SEO tends to attract a lot of myths and misconceptions, and I think it’s due to the nature of the strategy. Google (and other search engines) don’t explicitly publish their search criteria or algorithm functionality, leading to ambiguity and questionable evidence when trying to pinpoint exactly what causes something to rank. Anecdotal evidence almost always reigns supreme, and unfortunately, some bits of anecdotal evidence are untrue, or are just random flukes, and end up getting blown out of proportion and syndicated to a wide audience.
Local SEO is no exception to this trend associated with its national cousin. But before you make any immediate judgments or think you know local SEO inside and out, check out these all-too-common misconceptions about the strategy:
This is somewhat true to the user, but even then it’s a bit of a stretch. Local SEO actually functions with a separate algorithm from Google’s national SEO foundation. It uses a separate series of ranking criteria, and formulates different sets of results based on the circumstances. When a user includes a geographic indicator (like a city or region), or if location data is automatically shared, a local “3-pack” appears at the top of the search results. These three top positions are coveted, as they get tons of visibility and traffic, but you can’t necessarily achieve them with a traditional national SEO campaign and a couple of extra keywords.
This is a misconception that spread thanks to the terminology of “local SEO.” The thinking is: local SEO must be for local businesses, so if I’m not a locally exclusive business, local SEO isn’t for me. This isn’t the case. Local SEO can (and should) be used by any business with a location in a specific city or state, even if it operates nationally, and even if it doesn’t have a physical location (operating only digitally). Local SEO doesn’t take much effort, yet has a much lower pool of competition than national SEO. With a few hours of extra work a week, you could easily pick up a new wing of search visibility—so what does it matter if your business isn’t a mom and pop shop?
After reading the first myth about national and local SEO being separate, you might fall for this misconception: that link building is only important for national optimization, and isn’t necessary for local SEO. Though it might have been a load off your mind, this isn’t true. Domain authority does play into local SEO ranks, and that means the quality, context, and quantity of links you have pointing back to your domain does come into play when Google calculates your local position.
Local citations are extremely important for local SEO—these are mentions or profiles of your business on third-party directories and review sites (such as Yelp, TripAdvisor, or UrbanSpoon). Google crawls these massive sites to learn more about businesses on the web, and the wider and more consistently accurate your presence is, the more likely you are to rank. However, these citations aren’t the only factors that matter in getting your site to rank, so don’t neglect the other necessities of your strategy to pursue them.
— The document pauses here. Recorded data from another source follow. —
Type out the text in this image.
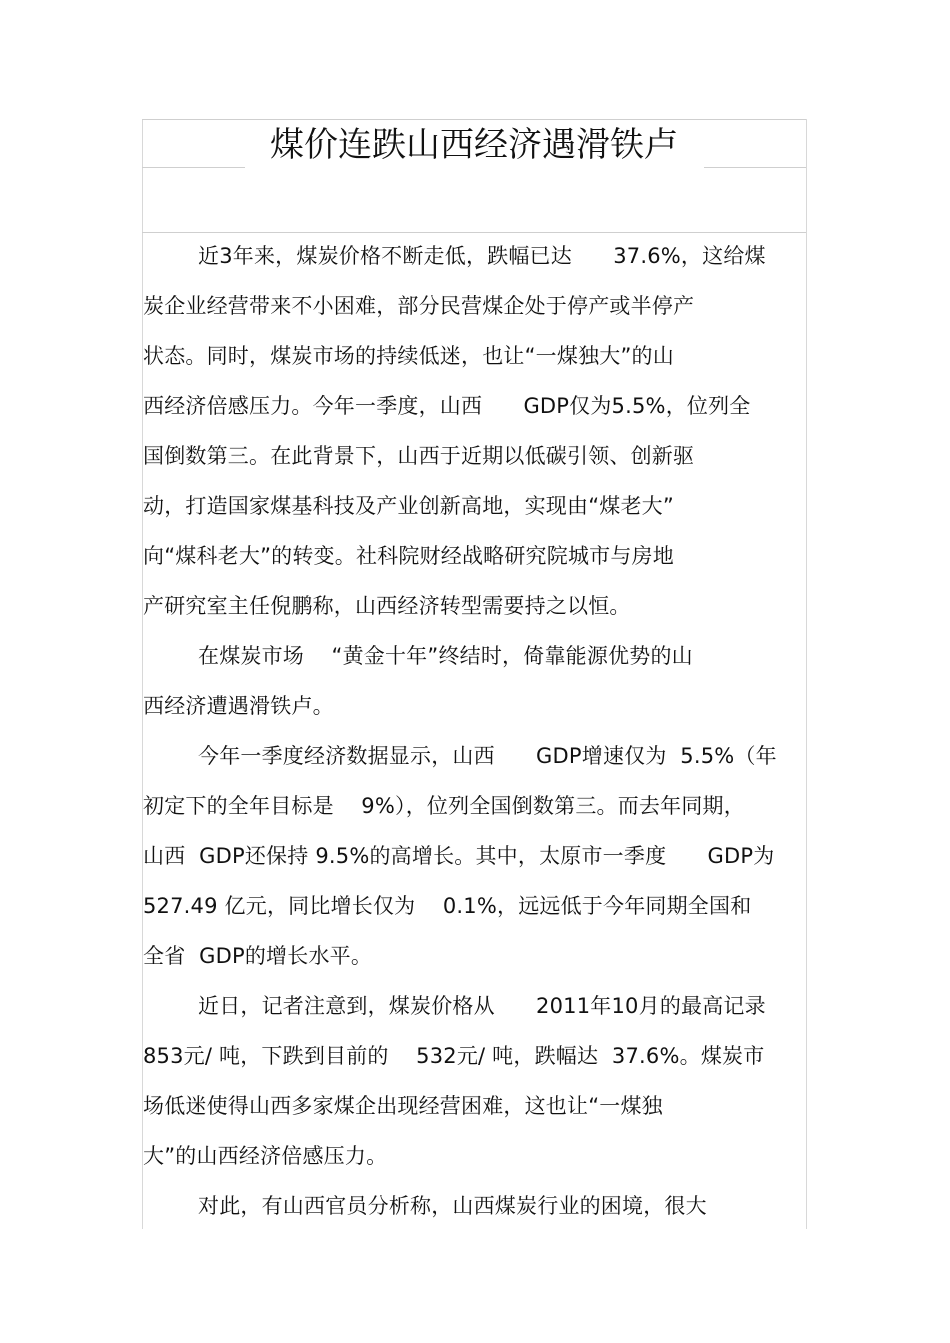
煤价连跌山西经济遇滑铁卢
近3年来，煤炭价格不断走低，跌幅已达      37.6%，这给煤
炭企业经营带来不小困难，部分民营煤企处于停产或半停产
状态。同时，煤炭市场的持续低迷，也让“一煤独大”的山
西经济倍感压力。今年一季度，山西      GDP仅为5.5%，位列全
国倒数第三。在此背景下，山西于近期以低碳引领、创新驱
动，打造国家煤基科技及产业创新高地，实现由“煤老大”
向“煤科老大”的转变。社科院财经战略研究院城市与房地
产研究室主任倪鹏称，山西经济转型需要持之以恒。
在煤炭市场    “黄金十年”终结时，倚靠能源优势的山
西经济遭遇滑铁卢。
今年一季度经济数据显示，山西      GDP增速仅为  5.5%（年
初定下的全年目标是    9%），位列全国倒数第三。而去年同期，
山西  GDP还保持 9.5%的高增长。其中，太原市一季度      GDP为
527.49 亿元，同比增长仅为    0.1%，远远低于今年同期全国和
全省  GDP的增长水平。
近日，记者注意到，煤炭价格从      2011年10月的最高记录
853元/ 吨，下跌到目前的    532元/ 吨，跌幅达  37.6%。煤炭市
场低迷使得山西多家煤企出现经营困难，这也让“一煤独
大”的山西经济倍感压力。
对此，有山西官员分析称，山西煤炭行业的困境，很大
Similarly, local reviews are important but aren’t the only thing that matter. Google scopes out the quantity, quality, and context of local reviews written by users about your brand, and aggregates them to form a conclusion about how authoritative your business is. Getting more positive reviews can help you, while getting bad or zero reviews can bring you down. Still, if you only focus on reviews you’ll miss out on content, link building, citation building, and other strategies that can help your business claim a spot in that all-important 3-pack.
Social media can help local SEO. However, social media can’t directly increase your local SEO rank. Think these are contradictory statements? They aren’t. Being active on social media helps you in a few ways—it gives third-party directory sites more information to pull when coming up with your profile, gives you a syndication outlet for your content (which can then earn you more links), and even generate more consumer reviews. There’s no direct benefit for posting on social media, but the indirect benefits are enormous.
National SEO is super competitive, but even there, it’s never too late to break into the game. Just because your business is new or because you’ve waited a long time to get involved in local SEO doesn’t mean you can’t start building a presence. Depending on how much time and resources you can commit, you could start seeing results as early as a few months after getting started—and you might even have a competitive advantage that makes this time period even shorter.
Most of these misconceptions won’t hurt you too bad, but some can compromise the potential success of your strategy before it even begins. Do your research before making any flash judgments, and stay up-to-date on the latest information, as local SEO today isn’t anything like it was just a few years ago. If all else fails, you can use your own data as your guide—if you make a change and it increases your visibility, keep it. If it doesn’t, throw it out. What really matters is results, but don’t be surprised if you have a hard time getting them if you continue to buy into these myths.